Despite the Butterfield journalist’s prophecy, the colonial projects of the post did not have inevitable outcomes and were contested at every stage. Apache mule raids on postal stations led to continuous postal property losses and the termination of postal contracts in 1861. Regular cross-continental mail service would not run through West Texas again until mail by rail in 1881, when the federal government was perpetrating Apache and Comanche displacement as a matter of official policy.
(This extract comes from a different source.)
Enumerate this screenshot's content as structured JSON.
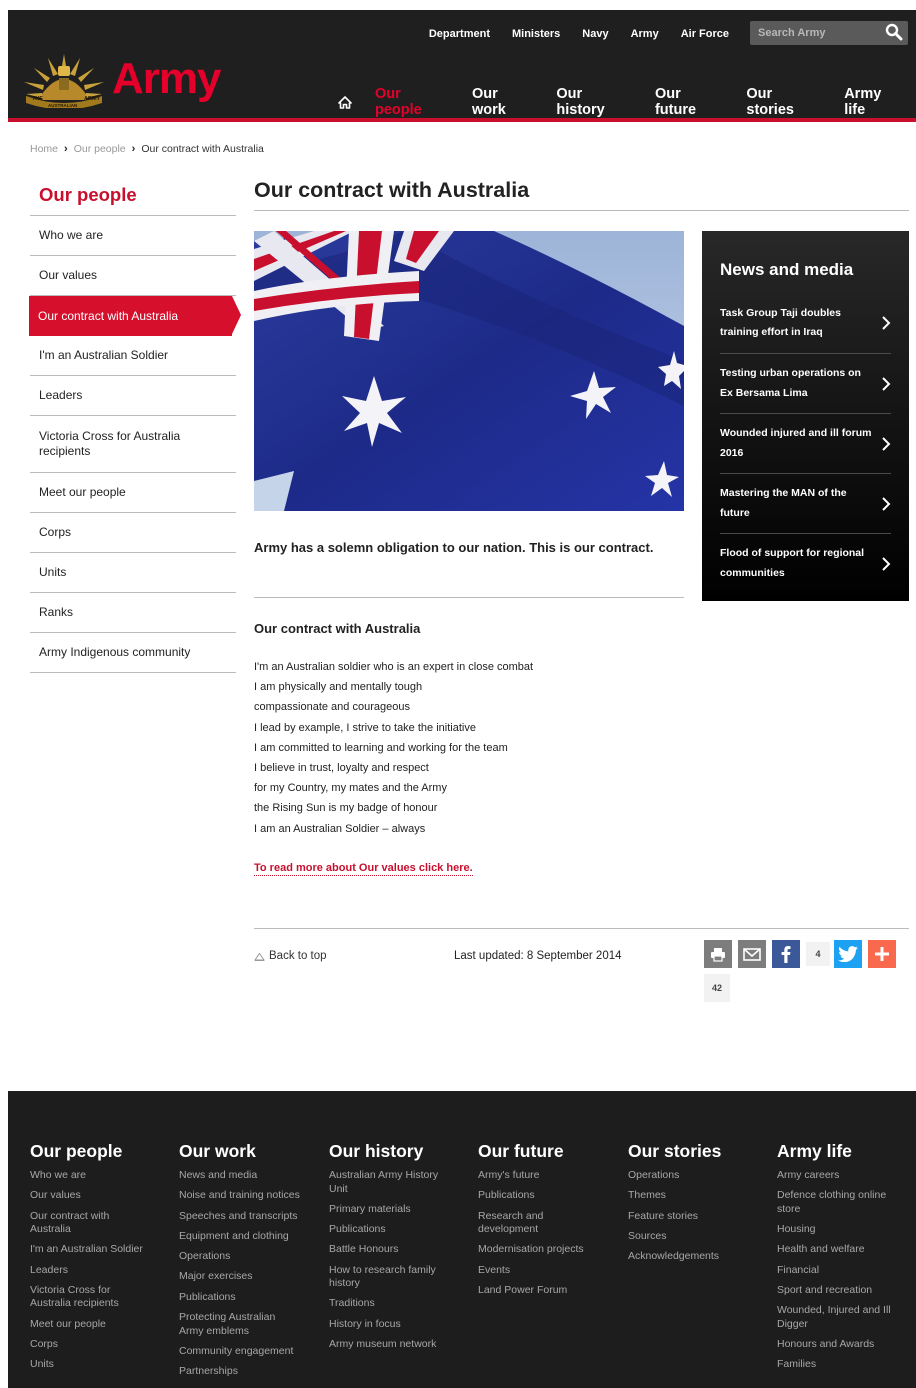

While the period of Indigenous sovereignty in this region lasted far longer than the fleeting years during which the Butterfield route occupied a contested corridor (1858 to 1861), plans to monumentalize the historic route focus only one moment and direction of movement. Postal projects were part of a trajectory of accreting colonial uses of space, but that project remains incomplete.

The Historic Trails team share their contact information with us, eager for partnerships and to ensure that there is something for people to “see” along the route. The National Park Service is now tasked with making the historic post visible to tourists, even while state power to detain migrants, contingent on this postal history, is hidden in plain sight.

At the end of the road trip, I meet a local historian at the Butterfield Trail Golf Club, near a Texas Historical Commission marker for the Overland Mail at the club entrance. He walks me out past the westernmost holes and points to the rutted swale supposed to have been Butterfield’s route. Ideally oriented toward the slope of the mountains into the Pass of the North, wind-swept sand ruts catch the lowering sun. Beyond the golf course perimeter, dimly visible, lie an airport runway and, along the historic postal route, the ICE detention center.